Saturday, February 16, 2008

Of Cellphones and Coffeehouses

The "creative destruction of capitalism," as Joseph Schumpeter famously described the effects of this flawed but powerful economic system, has noteworthy corollaries. One of these concerns a nation's technological development: the ongoing obsolescence of old machinery and the rapid emergence of newer, cheaper replacement technologies means that poor countries often find it easier to go high-tech than to adopt older devices and techniques. In sub-Saharan Africa, this corollary is demonstrated by the widespread demand for cellular telephones in nations which never had more than rudimentary land-lines, and by the ability of telecom companies to meet that demand. Since Africans are finding it easier and cheaper to erect cellphone towers than to string telephone wires, in the field of telecommunications they are jumping directly from the nineteenth to the 21st centuries.
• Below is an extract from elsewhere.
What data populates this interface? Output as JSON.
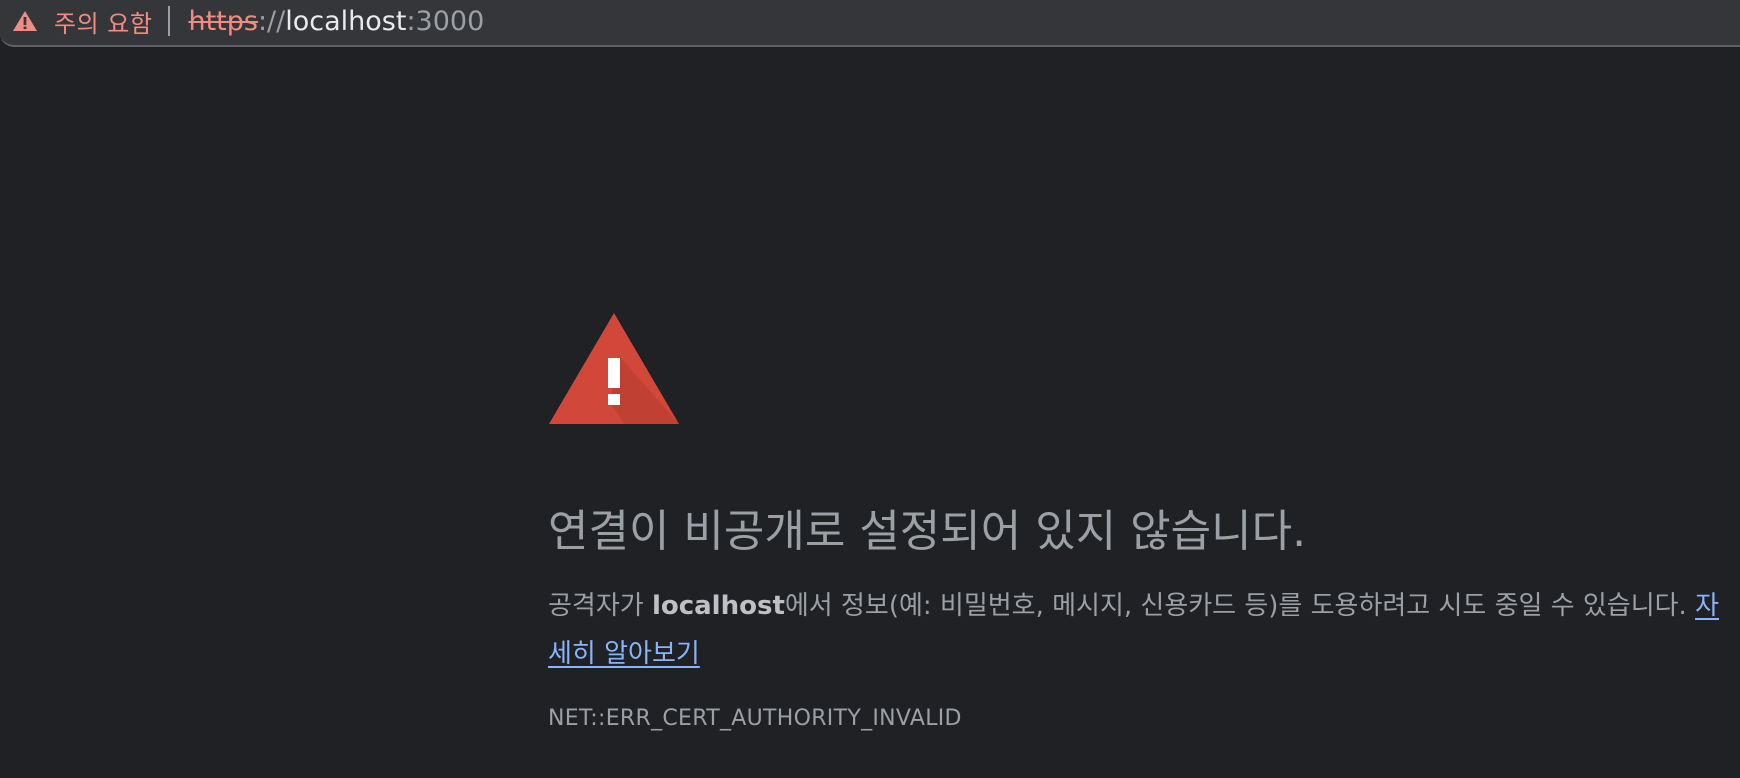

Sub-Saharan Africa is still poor, however, and most cellphone customers there buy prepaid minutes rather than long-term contracts. The downside of this is that phone companies are unwilling to provide African customers with cheap or free cellphones, which they reserve as incentives for contract customers. Thus, there is a large market in Africa for used cellphones, and in today's global economy, people meet that demand in ingenious ways. Consider the following excerpt from a recent article by Jon Mooallem (citing Chinese scholar Jack Qin):

"In Kowloon, Hong Kong, Pakistanis and other immigrants...import phones from Europe by the shipping container. In the past, Nigerians and other African exporters swept in to buy tens of thousands of phones at a time, particularly so-called '14-day phones,' those that have been returned under warranty and used little. But recently...the markets for these phones have become saturated in African cities. So the Nigerians, needing to take their business to poorer African villages, have been leaving Hong Kong for Chinese cities like Guangzhou, where they can purchase cheaper, more heavily used phones...Many Nigerians have learned Mandarin in order to do business in Guangzhou...and the city now has an African-style coffee-shop." (Mooallem, "The Afterlife of Cellphones," New York Times Magazine, 13 January 2008, p. 41.)

So exporters are shipping European cellphones to southern China, where Pakistani immigrants purvey them to Mandarin-speaking African entrepreneurs for eventual resale in rural Nigeria. And there's an African coffeehouse in Guangzhou. Every day, our world is becoming more and more like a Neal Stephenson novel.